Transparente Daten für eine Gesellschaft in Bewegung

Am Institut STATEC und in der Abteilung STATEC Research wird Wissen generiert, das möglichst vielen Menschen zur Verfügung gestellt werden soll. Über den umfangreichen Internetauftritt hinaus verbreiten STATEC und STATEC Research Ergebnisse über Publikationen, regelmäßige Pressemitteilungen, Konferenzen, Seminare und Workshops. Eine für 2020 geplante internationale Well-Being Konferenz wurde wegen der Pandemie auf ein online-Format 2021 verschoben. Im jährlich erscheinenden Bericht ‚Luxemburg in Zahlen‘ werden aktuelle Daten zu Themen wie Gebiet und Umwelt, Bevölkerung und Arbeitsmarkt, soziale Bedingungen, Unternehmen, sowie Wirtschaft und Finanzen anschaulich dargestellt.

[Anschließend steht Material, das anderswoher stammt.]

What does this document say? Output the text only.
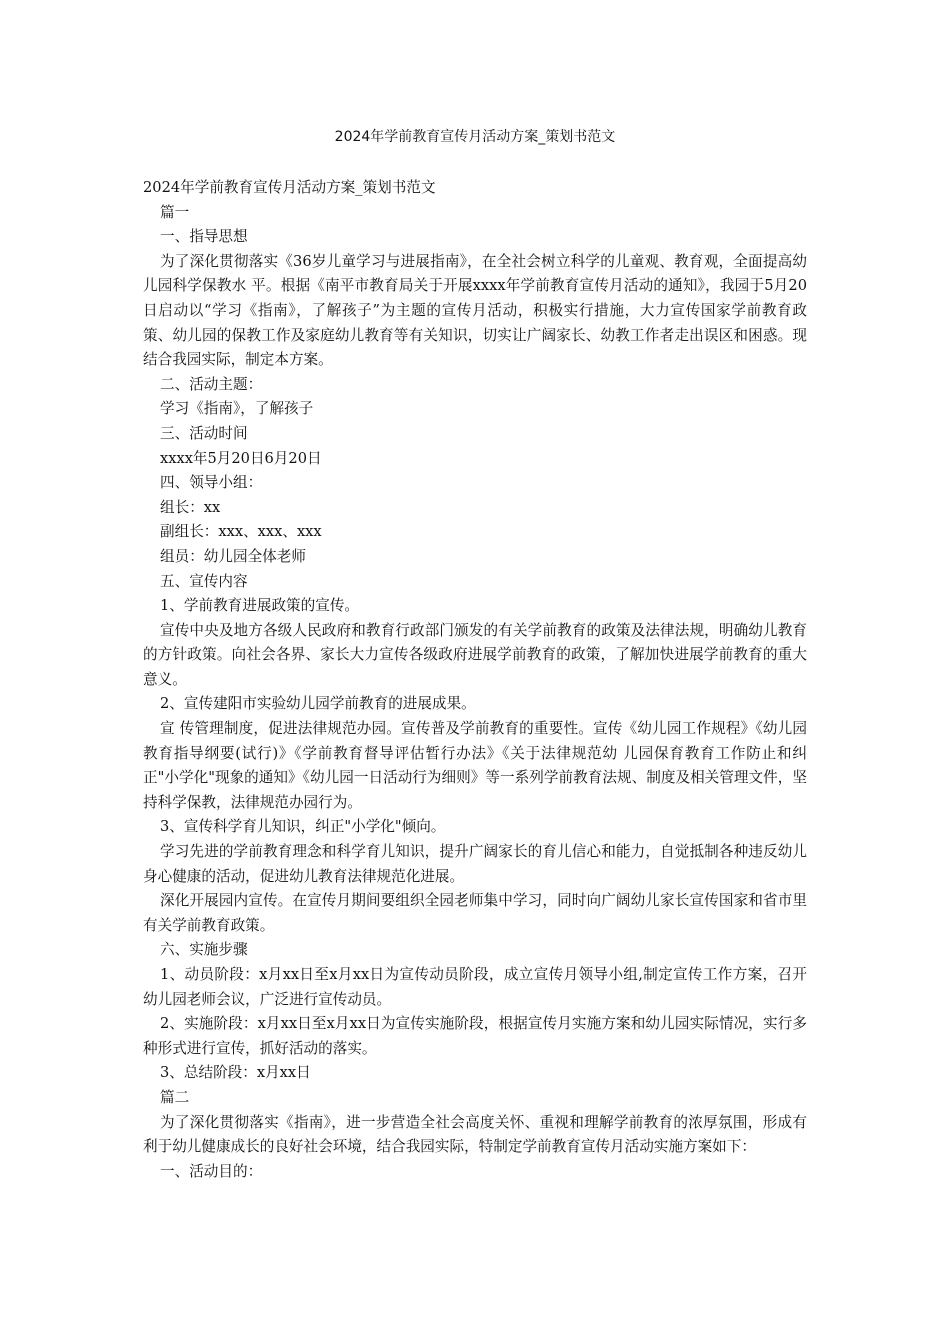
2024年学前教育宣传月活动方案_策划书范文

2024年学前教育宣传月活动方案_策划书范文

篇一

一、指导思想

为了深化贯彻落实《36岁儿童学习与进展指南》，在全社会树立科学的儿童观、教育观，全面提高幼儿园科学保教水 平。根据《南平市教育局关于开展xxxx年学前教育宣传月活动的通知》，我园于5月20日启动以“学习《指南》，了解孩子”为主题的宣传月活动，积极实行措施，大力宣传国家学前教育政策、幼儿园的保教工作及家庭幼儿教育等有关知识，切实让广阔家长、幼教工作者走出误区和困惑。现结合我园实际，制定本方案。

二、活动主题：

学习《指南》，了解孩子

三、活动时间

xxxx年5月20日6月20日

四、领导小组：

组长：xx

副组长：xxx、xxx、xxx

组员：幼儿园全体老师

五、宣传内容

1、学前教育进展政策的宣传。

宣传中央及地方各级人民政府和教育行政部门颁发的有关学前教育的政策及法律法规，明确幼儿教育的方针政策。向社会各界、家长大力宣传各级政府进展学前教育的政策，了解加快进展学前教育的重大意义。

2、宣传建阳市实验幼儿园学前教育的进展成果。

宣 传管理制度，促进法律规范办园。宣传普及学前教育的重要性。宣传《幼儿园工作规程》《幼儿园教育指导纲要(试行)》《学前教育督导评估暂行办法》《关于法律规范幼 儿园保育教育工作防止和纠正"小学化"现象的通知》《幼儿园一日活动行为细则》等一系列学前教育法规、制度及相关管理文件，坚持科学保教，法律规范办园行为。

3、宣传科学育儿知识，纠正"小学化"倾向。

学习先进的学前教育理念和科学育儿知识，提升广阔家长的育儿信心和能力，自觉抵制各种违反幼儿身心健康的活动，促进幼儿教育法律规范化进展。

深化开展园内宣传。在宣传月期间要组织全园老师集中学习，同时向广阔幼儿家长宣传国家和省市里有关学前教育政策。

六、实施步骤

1、动员阶段：x月xx日至x月xx日为宣传动员阶段，成立宣传月领导小组,制定宣传工作方案，召开幼儿园老师会议，广泛进行宣传动员。

2、实施阶段：x月xx日至x月xx日为宣传实施阶段，根据宣传月实施方案和幼儿园实际情况，实行多种形式进行宣传，抓好活动的落实。

3、总结阶段：x月xx日

篇二

为了深化贯彻落实《指南》，进一步营造全社会高度关怀、重视和理解学前教育的浓厚氛围，形成有利于幼儿健康成长的良好社会环境，结合我园实际，特制定学前教育宣传月活动实施方案如下：

一、活动目的：
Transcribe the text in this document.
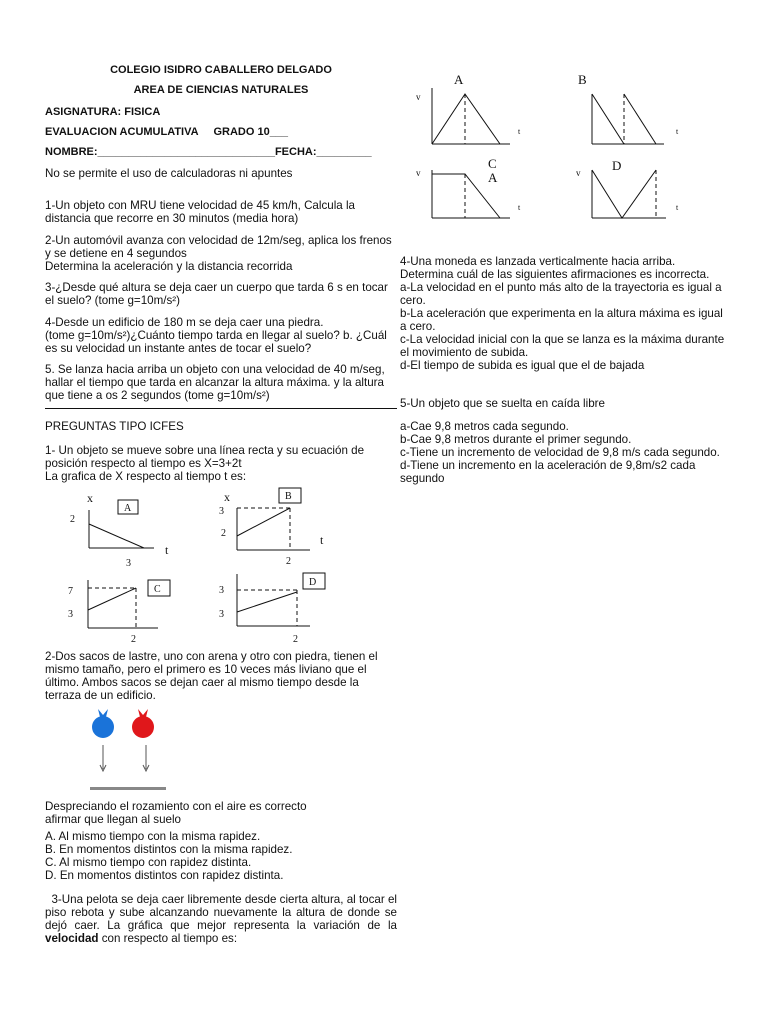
COLEGIO ISIDRO CABALLERO DELGADO
AREA DE CIENCIAS NATURALES
ASIGNATURA: FISICA
EVALUACION ACUMULATIVA     GRADO 10___
NOMBRE:_____________________________FECHA:_________
No se permite el uso de calculadoras ni apuntes
1-Un objeto con MRU tiene velocidad de 45 km/h, Calcula la distancia que recorre en 30 minutos (media hora)
2-Un automóvil avanza con velocidad de 12m/seg, aplica los frenos y se detiene en 4 segundos
Determina la aceleración y la distancia recorrida
3-¿Desde qué altura se deja caer un cuerpo que tarda 6 s en tocar el suelo? (tome g=10m/s²)
4-Desde un edificio de 180 m se deja caer una piedra.
(tome g=10m/s²)¿Cuánto tiempo tarda en llegar al suelo? b. ¿Cuál es su velocidad un instante antes de tocar el suelo?
5. Se lanza hacia arriba un objeto con una velocidad de 40 m/seg, hallar el tiempo que tarda en alcanzar la altura máxima. y la altura que tiene a os 2 segundos (tome g=10m/s²)
PREGUNTAS TIPO ICFES
1- Un objeto se mueve sobre una línea recta y su ecuación de posición respecto al tiempo es X=3+2t
La grafica de X respecto al tiempo t es:
x
A
2
3
t
x	B
3
2
2
t
C
7
3
2
D
3
3
2
2-Dos sacos de lastre, uno con arena y otro con piedra, tienen el mismo tamaño, pero el primero es 10 veces más liviano que el último. Ambos sacos se dejan caer al mismo tiempo desde la terraza de un edificio.
Despreciando el rozamiento con el aire es correcto
afirmar que llegan al suelo
A. Al mismo tiempo con la misma rapidez.
B. En momentos distintos con la misma rapidez.
C. Al mismo tiempo con rapidez distinta.
D. En momentos distintos con rapidez distinta.
3-Una pelota se deja caer libremente desde cierta altura, al tocar el piso rebota y sube alcanzando nuevamente la altura de donde se dejó caer. La gráfica que mejor representa la variación de la velocidad con respecto al tiempo es:
A
v
t
B
t
C
A
v
t
D
v
t
4-Una moneda es lanzada verticalmente hacia arriba. Determina cuál de las siguientes afirmaciones es incorrecta.
a-La velocidad en el punto más alto de la trayectoria es igual a cero.
b-La aceleración que experimenta en la altura máxima es igual a cero.
c-La velocidad inicial con la que se lanza es la máxima durante el movimiento de subida.
d-El tiempo de subida es igual que el de bajada
5-Un objeto que se suelta en caída libre
a-Cae 9,8 metros cada segundo.
b-Cae 9,8 metros durante el primer segundo.
c-Tiene un incremento de velocidad de 9,8 m/s cada segundo.
d-Tiene un incremento en la aceleración de 9,8m/s2 cada segundo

Daten sind ein wichtiger Aspekt, um den gesellschaftlichen Diskurs zu versachlichen und um politische Entscheidungen zu motivieren. Dass dies nicht immer ganz einfach ist, zeigte sich während der Corona-Pandemie, als unterschiedliche Empfehlungen zum Tragen von FFP2-Masken kommuniziert wurden. Insbesondere bei aktuellen Problemlagen sind Datensätze einem permanenten Wandel unterworfen und Interpretationen können sich schnell und manchmal widersprüchlich ändern. Die vier Forschungsbereiche bei STATEC Research (Produktivität, Unternehmen, Arbeitsmarkt, Wohlergehen und Lebensqualität) leisten mit ihren Analysen einen wichtigen Beitrag, um in Krisensituationen und bei längerfristigen Prozessen eine solide Basis für die Meinungsbildung in der Gesellschaft und für politische Entscheidungen bereit zu stellen. Eine Analyse zum Migrationsgeschehen in Europa konnte beispielsweise zeigen, dass die Lebenszufriedenheit der Europäer durch den Zuzug von europäischen und nicht-europäischen Migranten sowie durch Geflüchtete nicht beeinflusst wurde. Eine andere Studie im Forschungsbereich Produktivität belegt, dass der Luxemburger Finanzmarkt während der Corona-Pandemie nicht so stark gelitten hat wie in anderen europäischen Ländern. Aber die Zahl der Unternehmensgründungen ging auch in Luxemburg 2020 stark zurück.

PIBien-être und das Easterlin-Paradox

Geld allein macht nicht glücklich. Diese alte Weisheit wird durch Untersuchungen von STATEC Research-Wissenschaftlern differenziert mit Zahlen belegt. In Zusammenarbeit mit Richard Easterlin von der University of Southern California hat Kelsey J. O’Connor mit Daten aus über 120 Ländern und über einen Zeitraum von fast 30 Jahren den Grundsatz des sogenannten Easterlin-Paradoxons erneut bestätigt: die Erhöhung des Bruttoinlandproduktes (BIP) korreliert nicht stabil mit dem subjektiven Glücksgefühl von Menschen. Bis zu einem Schwellenwert gibt es einen Zusammenhang zwischen Einkommen und Lebenszufriedenheit, über lange Sicht stehen wirtschaftliches Wachstum und subjektives Glücksgefühl aber nicht in Beziehung zueinander. Dieser Erkenntnis folgend wird in Luxemburg seit 2009 parallel zu dem BIP (franz. PIB, produit intérieur brut) von STATEC der PIBien-être gemessen. Das subjektive Wohlergehen wird abgefragt sowie neben dem Einkommen Faktoren wie Bildung und Arbeit, Wohnsituation, Gesundheit, soziale Kontakte und Umwelt. Die Zahlen geben Aufschluss über den Zustand der Gesellschaft und es ist auf diese Weise möglich, Maßnahmen zu identifizieren, die die Entwicklung der Gesellschaft in nicht-ökonomischen Zusammenhängen voranbringt.